Enfin, la gestion des déchets et des batteries en fin de vie doit être anticipée par des filières identifiées (reprise, recyclage) et des procédures de tri et d’étiquetage sur site. Le stockage temporaire doit respecter des règles de capacité, séparation et durée maximales pour limiter l’ampleur d’un sinistre.

Contractualisation, assurance et gestion des litiges

La contractualisation doit préciser la répartition des risques : provenance et conformité des batteries, obligations de vérification, plans de prévention, modalités de formation et sanctions en cas de manquement. Les contrats de marché et sous‑traitance doivent contenir des clauses dédiées (assurance, indemnisation, obligation de signalement des incidents).

Côté assurance, il faut vérifier les garanties existantes (dommages ouvrage, responsabilité civile, dommages immatériels) et obtenir des extensions explicites pour les risques liés aux batteries si nécessaire. Les assureurs exigent fréquemment des preuves de conformité normative et des mesures de prévention documentées pour maintenir la couverture.

En cas de sinistre, la conservation des preuves (rapports de surveillance, bons de livraison, fiches techniques, registres de maintenance) et la traçabilité des équipements seront déterminantes pour défendre la position du client en cas de contentieux. Anticiper les modalités d’expertise technique et prévoir des procédures d’alerte réduit le risque de litige prolongé.

Plan de réponse d’urgence et continuité des chantiers

Un plan d’urgence dédié aux incidents batteries doit inclure : scénarios d’emballement, procédure d’évacuation, consignes de confinement, moyens d’extinction appropriés (et limites d’efficacité), et contacts avec les services incendie et d’intervention spécialisés. La formation pratique des équipes est essentielle pour éviter des réactions inadaptées.

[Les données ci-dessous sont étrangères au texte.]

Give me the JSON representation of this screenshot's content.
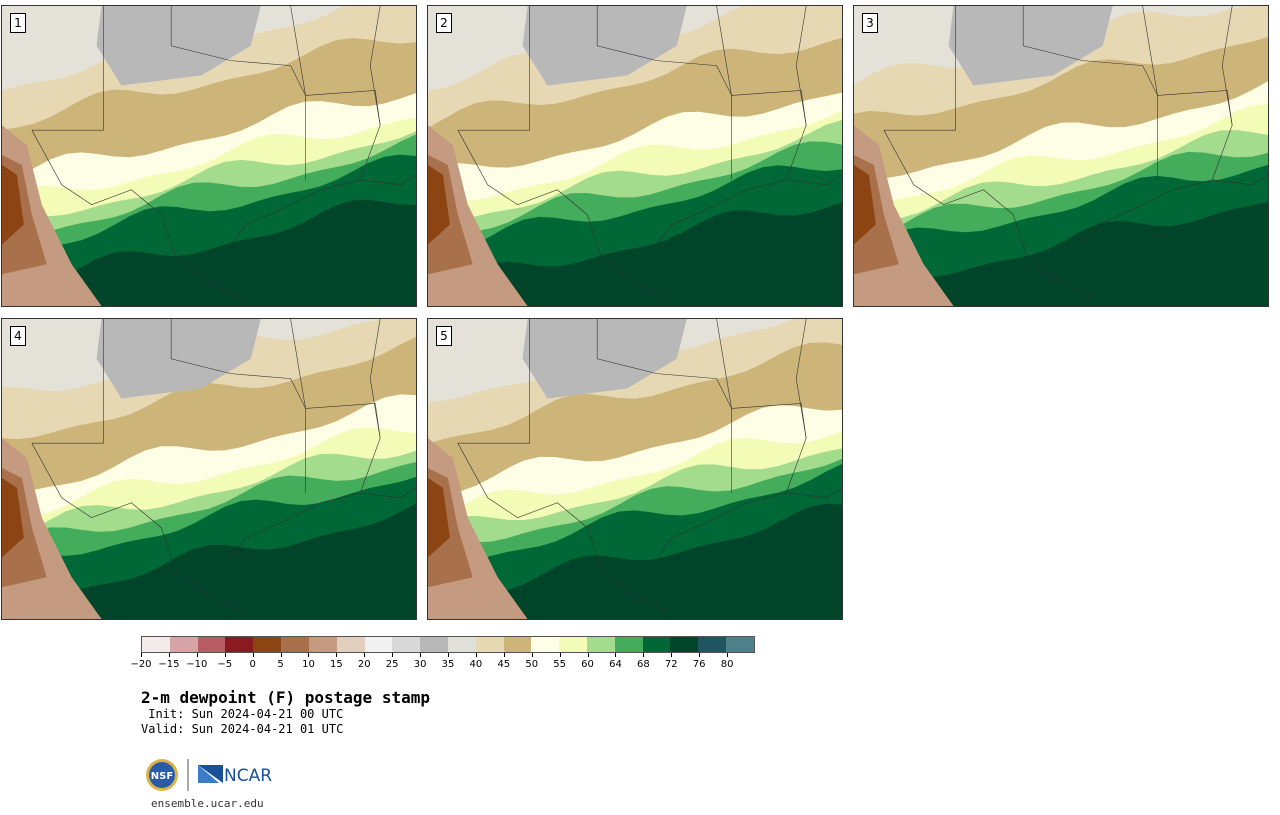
{
  "panels": [
    {
      "label": "1"
    },
    {
      "label": "2"
    },
    {
      "label": "3"
    },
    {
      "label": "4"
    },
    {
      "label": "5"
    }
  ],
  "colorbar": {
    "colors": [
      "#f3ebe9",
      "#d6a3a6",
      "#b85d64",
      "#8b1a20",
      "#8c4512",
      "#a8714b",
      "#c49b80",
      "#e3cfbd",
      "#f1f1f1",
      "#d9d9d9",
      "#b8b8b8",
      "#e0e0d8",
      "#e6d8b3",
      "#cdb57a",
      "#fefee6",
      "#f3fcb6",
      "#a4dc8e",
      "#44ad5b",
      "#006837",
      "#00442a",
      "#1f5561",
      "#4f7f89"
    ],
    "ticks": [
      "−20",
      "−15",
      "−10",
      "−5",
      "0",
      "5",
      "10",
      "15",
      "20",
      "25",
      "30",
      "35",
      "40",
      "45",
      "50",
      "55",
      "60",
      "64",
      "68",
      "72",
      "76",
      "80"
    ]
  },
  "title": "2-m dewpoint (F) postage stamp",
  "init_line": " Init: Sun 2024-04-21 00 UTC",
  "valid_line": "Valid: Sun 2024-04-21 01 UTC",
  "logos": {
    "nsf": "NSF",
    "ncar": "NCAR"
  },
  "website": "ensemble.ucar.edu"
}
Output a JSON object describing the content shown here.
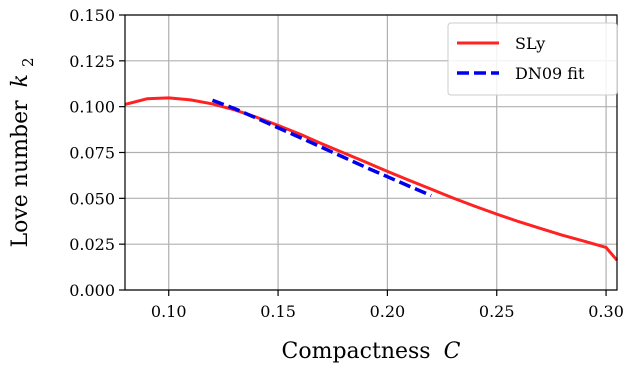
{
  "chart_data": {
    "type": "line",
    "xlabel": "Compactness",
    "xlabel_var": "C",
    "ylabel": "Love number",
    "ylabel_var": "k",
    "ylabel_sub": "2",
    "xlim": [
      0.08,
      0.305
    ],
    "ylim": [
      0.0,
      0.15
    ],
    "xticks": [
      0.1,
      0.15,
      0.2,
      0.25,
      0.3
    ],
    "xtick_labels": [
      "0.10",
      "0.15",
      "0.20",
      "0.25",
      "0.30"
    ],
    "yticks": [
      0.0,
      0.025,
      0.05,
      0.075,
      0.1,
      0.125,
      0.15
    ],
    "ytick_labels": [
      "0.000",
      "0.025",
      "0.050",
      "0.075",
      "0.100",
      "0.125",
      "0.150"
    ],
    "grid": true,
    "legend_position": "top-right",
    "series": [
      {
        "name": "SLy",
        "color": "#ff2222",
        "dash": "solid",
        "x": [
          0.08,
          0.09,
          0.1,
          0.11,
          0.12,
          0.13,
          0.14,
          0.15,
          0.16,
          0.17,
          0.18,
          0.19,
          0.2,
          0.21,
          0.22,
          0.23,
          0.24,
          0.25,
          0.26,
          0.27,
          0.28,
          0.29,
          0.3,
          0.305
        ],
        "y": [
          0.1012,
          0.1043,
          0.1048,
          0.1037,
          0.1015,
          0.0983,
          0.0943,
          0.0898,
          0.085,
          0.0798,
          0.0748,
          0.0698,
          0.0647,
          0.0598,
          0.055,
          0.0502,
          0.0457,
          0.0414,
          0.0373,
          0.0336,
          0.0299,
          0.0266,
          0.0232,
          0.0162
        ]
      },
      {
        "name": "DN09 fit",
        "color": "#0000ee",
        "dash": "dashed",
        "x": [
          0.12,
          0.13,
          0.14,
          0.15,
          0.16,
          0.17,
          0.18,
          0.19,
          0.2,
          0.21,
          0.22
        ],
        "y": [
          0.1035,
          0.099,
          0.0938,
          0.0885,
          0.0832,
          0.0778,
          0.0724,
          0.067,
          0.0618,
          0.0566,
          0.0515
        ]
      }
    ]
  }
}
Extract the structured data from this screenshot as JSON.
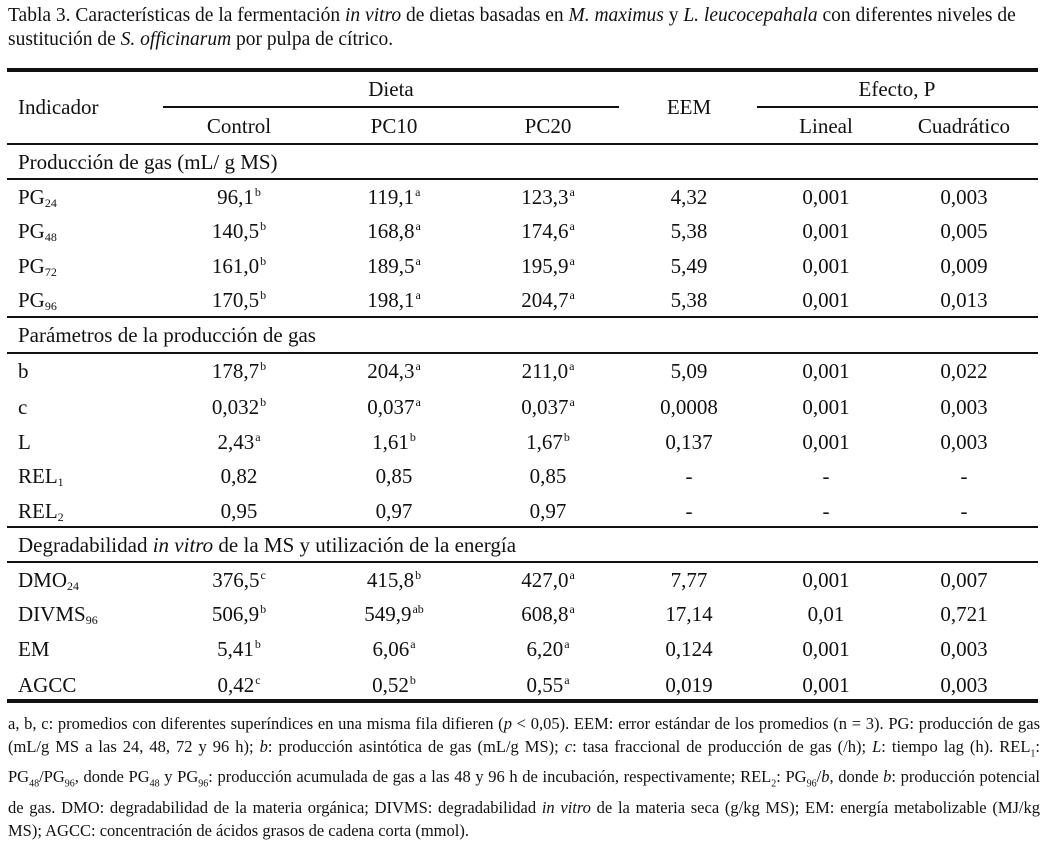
{
  "caption": {
    "t1": "Tabla 3. Características de la fermentación ",
    "t2": "in vitro",
    "t3": " de dietas basadas en ",
    "t4": "M. maximus",
    "t5": " y ",
    "t6": "L. leucocepahala",
    "t7": " con diferentes niveles de sustitución de ",
    "t8": "S. officinarum",
    "t9": " por pulpa de cítrico."
  },
  "headers": {
    "indicador": "Indicador",
    "dieta": "Dieta",
    "eem": "EEM",
    "efecto": "Efecto, P",
    "control": "Control",
    "pc10": "PC10",
    "pc20": "PC20",
    "lineal": "Lineal",
    "cuadratico": "Cuadrático"
  },
  "sections": {
    "gas": "Producción de gas (mL/ g MS)",
    "params": "Parámetros de la producción de gas",
    "degr_a": "Degradabilidad ",
    "degr_b": "in vitro",
    "degr_c": " de la MS y utilización de la energía"
  },
  "rows": [
    {
      "base": "PG",
      "sub": "24",
      "control": "96,1",
      "cs": "b",
      "pc10": "119,1",
      "p10s": "a",
      "pc20": "123,3",
      "p20s": "a",
      "eem": "4,32",
      "lineal": "0,001",
      "cuad": "0,003"
    },
    {
      "base": "PG",
      "sub": "48",
      "control": "140,5",
      "cs": "b",
      "pc10": "168,8",
      "p10s": "a",
      "pc20": "174,6",
      "p20s": "a",
      "eem": "5,38",
      "lineal": "0,001",
      "cuad": "0,005"
    },
    {
      "base": "PG",
      "sub": "72",
      "control": "161,0",
      "cs": "b",
      "pc10": "189,5",
      "p10s": "a",
      "pc20": "195,9",
      "p20s": "a",
      "eem": "5,49",
      "lineal": "0,001",
      "cuad": "0,009"
    },
    {
      "base": "PG",
      "sub": "96",
      "control": "170,5",
      "cs": "b",
      "pc10": "198,1",
      "p10s": "a",
      "pc20": "204,7",
      "p20s": "a",
      "eem": "5,38",
      "lineal": "0,001",
      "cuad": "0,013"
    },
    {
      "base": "b",
      "sub": "",
      "control": "178,7",
      "cs": "b",
      "pc10": "204,3",
      "p10s": "a",
      "pc20": "211,0",
      "p20s": "a",
      "eem": "5,09",
      "lineal": "0,001",
      "cuad": "0,022"
    },
    {
      "base": "c",
      "sub": "",
      "control": "0,032",
      "cs": "b",
      "pc10": "0,037",
      "p10s": "a",
      "pc20": "0,037",
      "p20s": "a",
      "eem": "0,0008",
      "lineal": "0,001",
      "cuad": "0,003"
    },
    {
      "base": "L",
      "sub": "",
      "control": "2,43",
      "cs": "a",
      "pc10": "1,61",
      "p10s": "b",
      "pc20": "1,67",
      "p20s": "b",
      "eem": "0,137",
      "lineal": "0,001",
      "cuad": "0,003"
    },
    {
      "base": "REL",
      "sub": "1",
      "control": "0,82",
      "cs": "",
      "pc10": "0,85",
      "p10s": "",
      "pc20": "0,85",
      "p20s": "",
      "eem": "-",
      "lineal": "-",
      "cuad": "-"
    },
    {
      "base": "REL",
      "sub": "2",
      "control": "0,95",
      "cs": "",
      "pc10": "0,97",
      "p10s": "",
      "pc20": "0,97",
      "p20s": "",
      "eem": "-",
      "lineal": "-",
      "cuad": "-"
    },
    {
      "base": "DMO",
      "sub": "24",
      "control": "376,5",
      "cs": "c",
      "pc10": "415,8",
      "p10s": "b",
      "pc20": "427,0",
      "p20s": "a",
      "eem": "7,77",
      "lineal": "0,001",
      "cuad": "0,007"
    },
    {
      "base": "DIVMS",
      "sub": "96",
      "control": "506,9",
      "cs": "b",
      "pc10": "549,9",
      "p10s": "ab",
      "pc20": "608,8",
      "p20s": "a",
      "eem": "17,14",
      "lineal": "0,01",
      "cuad": "0,721"
    },
    {
      "base": "EM",
      "sub": "",
      "control": "5,41",
      "cs": "b",
      "pc10": "6,06",
      "p10s": "a",
      "pc20": "6,20",
      "p20s": "a",
      "eem": "0,124",
      "lineal": "0,001",
      "cuad": "0,003"
    },
    {
      "base": "AGCC",
      "sub": "",
      "control": "0,42",
      "cs": "c",
      "pc10": "0,52",
      "p10s": "b",
      "pc20": "0,55",
      "p20s": "a",
      "eem": "0,019",
      "lineal": "0,001",
      "cuad": "0,003"
    }
  ],
  "footnote": {
    "f1": "a, b, c: promedios con diferentes superíndices en una misma fila difieren (",
    "f2": "p",
    "f3": " < 0,05). EEM: error estándar de los promedios (n = 3). PG: producción de gas (mL/g MS a las 24, 48, 72 y 96 h); ",
    "f4": "b",
    "f5": ": producción asintótica de gas (mL/g MS); ",
    "f6": "c",
    "f7": ": tasa fraccional de producción de gas (/h); ",
    "f8": "L",
    "f9": ": tiempo lag (h). REL",
    "s1": "1",
    "f10": ": PG",
    "s2": "48",
    "f11": "/PG",
    "s3": "96",
    "f12": ", donde PG",
    "s4": "48",
    "f13": " y PG",
    "s5": "96",
    "f14": ": producción acumulada de gas a las 48 y 96 h de incubación, respectivamente; REL",
    "s6": "2",
    "f15": ": PG",
    "s7": "96",
    "f16": "/",
    "f17": "b",
    "f18": ", donde ",
    "f19": "b",
    "f20": ": producción potencial de gas. DMO: degradabilidad de la materia orgánica; DIVMS: degradabilidad ",
    "f21": "in vitro",
    "f22": " de la materia seca (g/kg MS); EM: energía metabolizable (MJ/kg MS); AGCC: concentración de ácidos grasos de cadena corta (mmol)."
  }
}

Le plan de continuité doit prévoir des mesures pour limiter l’arrêt du chantier : zones tampon pour travaux non affectés, redéploiement d’équipes, délai de réparation et approvisionnement de matériels de substitution. Documenter ces mesures dans le dossier projet permet de montrer la diligence en cas de contrôle ou de litige.

Enfin, capitaliser sur les retours d’expérience (near misses, incidents nationaux) et actualiser régulièrement les procédures permet d’améliorer la résilience dans la durée et de s’adapter aux évolutions réglementaires et technologiques. Les événements récents soulignent l’importance d’un apprentissage continu.

Assurer la résilience des chantiers face aux risques batteries et ESG est une exigence opérationnelle et juridique. Une approche intégrée, diagnostic, conformité normative, gouvernance ESG, mesures techniques, contractualisation et plan d’urgence, réduit significativement l’exposition au risque et protège la continuité du projet.

Pour les entreprises et maîtres d’ouvrage confrontés à ces enjeux, il est conseillé de solliciter une coordination pluridisciplinaire (juridique, technique, sécurité et assurance) et de formaliser immédiatement les actions prioritaires. En cas de doute ou d’incident, un accompagnement spécialisé permet de limiter les conséquences et de préparer la défense en cas de contentieux.